4. Missing Technical SEO
Schema markup, canonical tags, structured data, crawl error fixes — this is the unsexy backend work that separates sites that rank from sites that don’t. Most DIY builders don’t expose these controls, and most business owners don’t know they exist. But Google does.
5. No Local SEO Foundation
If you’re a local business, showing up for “[your service] + [your city]” searches is everything. That requires Google Business Profile optimization, consistent NAP data across directories, local landing pages, and localized content. A GoDaddy site with your address in the footer isn’t a local SEO strategy.
What Actually Moves the Needle
The good news: these problems are fixable. The bad news: some of them require starting over on a better platform. Here’s what we recommend:
- Audit your current site speed using Google PageSpeed Insights. If your mobile score is below 70, your platform is working against you.
- Build a content calendar targeting the specific questions your customers are searching. One solid article per month compounds fast.
- Fix your internal linking — every page on your site should link to at least one other relevant page.
- Claim and optimize your Google Business Profile if you haven’t. It’s free and it’s the fastest local SEO win available.
- Consider a platform switch if your current site is structurally limiting you. A fast, custom-built site with a real SEO foundation will outperform a template in 6–12 months consistently.
It’s also worth understanding how a professional agency approaches your site differently than a template ever could.
We’ve been solving exactly this problem since 2004 — for Tacoma businesses, regional brands, and growing companies that outgrew their DIY site. If your website isn’t working as hard as you are, let’s talk about what’s holding it back.
Frequently Asked Questions
Why isn’t my Wix or Squarespace website showing up on Google?
DIY platforms like Wix and Squarespace provide basic SEO fields but lack the technical foundation Google rewards — fast load speeds, clean site architecture, schema markup, and consistent content strategy. Filling in a meta description is not the same as having an SEO strategy.
Does Squarespace or Wix hurt your Google rankings?

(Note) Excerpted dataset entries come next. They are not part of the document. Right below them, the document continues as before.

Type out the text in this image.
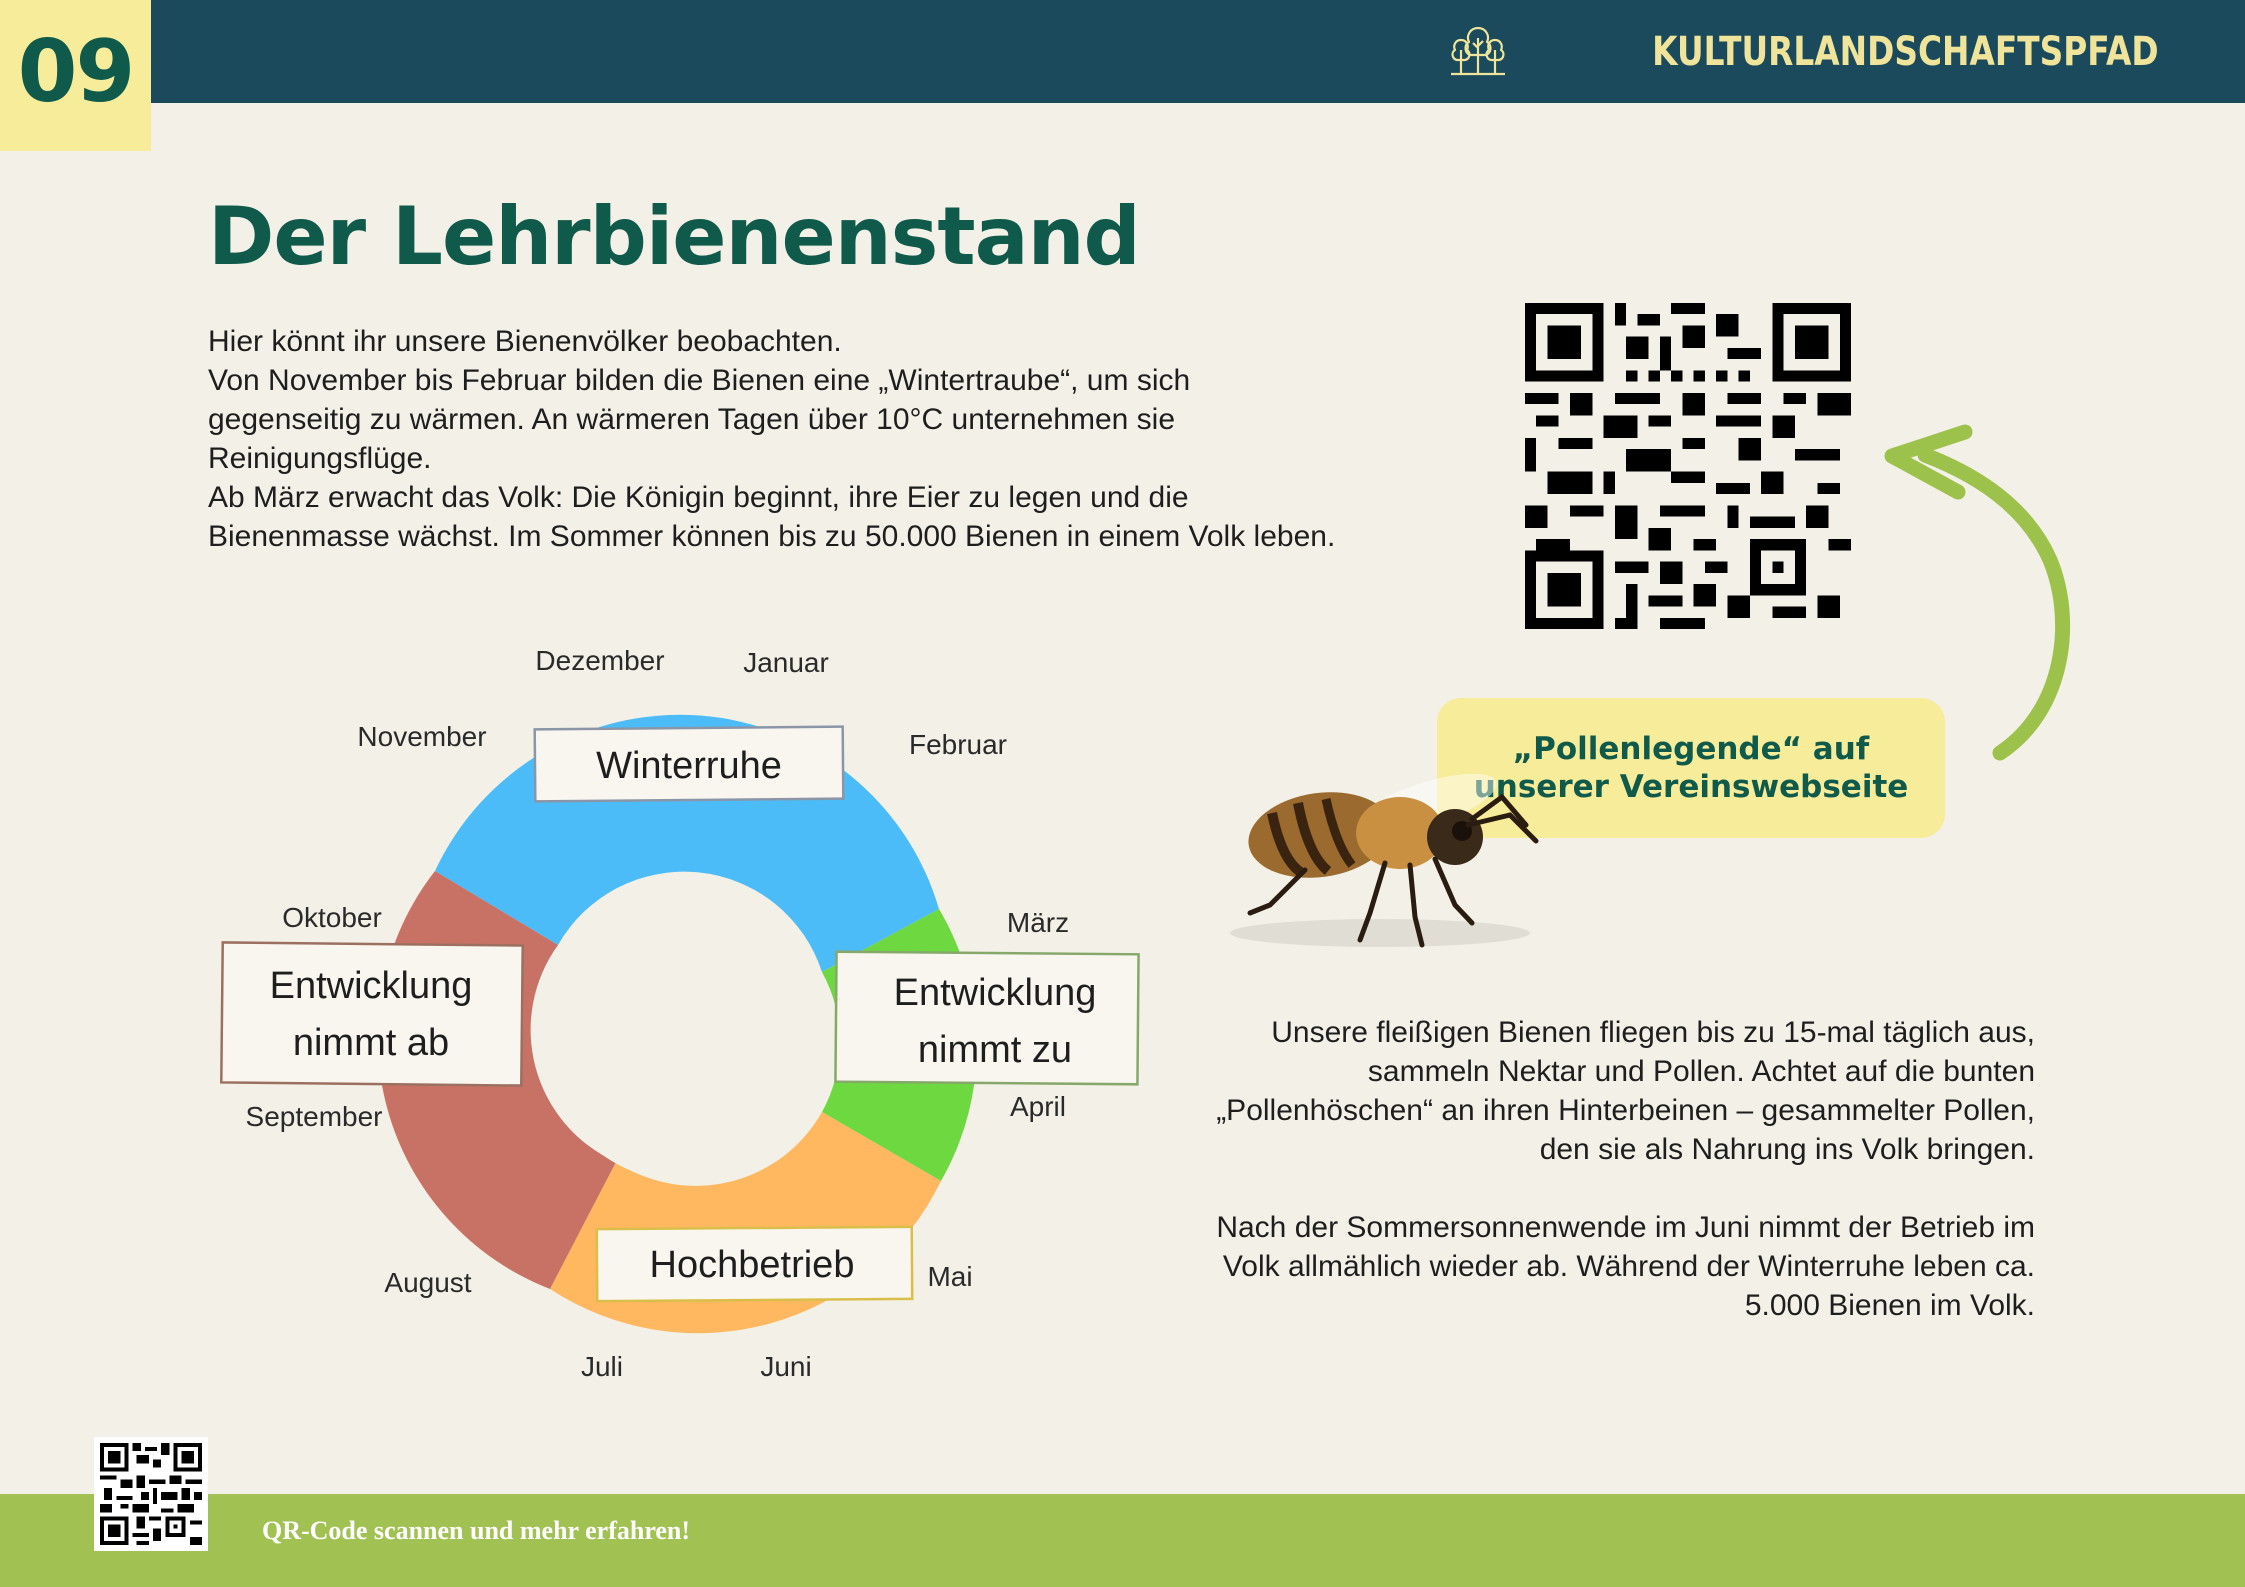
09	KULTURLANDSCHAFTSPFAD
Der Lehrbienenstand

Hier könnt ihr unsere Bienenvölker beobachten.

Von November bis Februar bilden die Bienen eine „Wintertraube“, um sich gegenseitig zu wärmen. An wärmeren Tagen über 10°C unternehmen sie Reinigungsflüge.

Ab März erwacht das Volk: Die Königin beginnt, ihre Eier zu legen und die Bienenmasse wächst. Im Sommer können bis zu 50.000 Bienen in einem Volk leben.

Dezember	Januar
Februar
März
April
Mai
Juni
Juli
August
September
Oktober
November
Winterruhe
Entwicklung
nimmt zu
Hochbetrieb
Entwicklung
nimmt ab
„Pollenlegende“ auf
unserer Vereinswebseite

Unsere fleißigen Bienen fliegen bis zu 15-mal täglich aus, sammeln Nektar und Pollen. Achtet auf die bunten „Pollenhöschen“ an ihren Hinterbeinen – gesammelter Pollen, den sie als Nahrung ins Volk bringen.

Nach der Sommersonnenwende im Juni nimmt der Betrieb im Volk allmählich wieder ab. Während der Winterruhe leben ca. 5.000 Bienen im Volk.

QR-Code scannen und mehr erfahren!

Not directly — but they often indirectly suppress rankings through slow page speeds, bloated code, weak site architecture, and limited technical SEO controls. Sites built on these platforms consistently underperform custom-built sites in competitive search results.
What is the fastest way to improve local SEO for a small business website?
The fastest local SEO wins are: claiming and fully optimizing your Google Business Profile, ensuring your business name, address, and phone number are consistent across all directories, and building location-specific content on your site. A fast, mobile-first website with local keyword targeting compounds these gains significantly.
How long does it take to rank on Google after switching from a DIY builder?
With a properly built custom site and a consistent content strategy, most businesses see meaningful ranking improvements within 3-6 months. Local search results often move faster than national ones. The key is starting with the right technical foundation.
What is Core Web Vitals and why does it affect my website ranking?
Core Web Vitals are Google’s set of performance metrics — measuring load speed, interactivity, and visual stability. Sites that score poorly on Core Web Vitals are penalized in rankings, particularly on mobile. DIY platforms commonly score below Google’s recommended thresholds due to excess code and third-party scripts.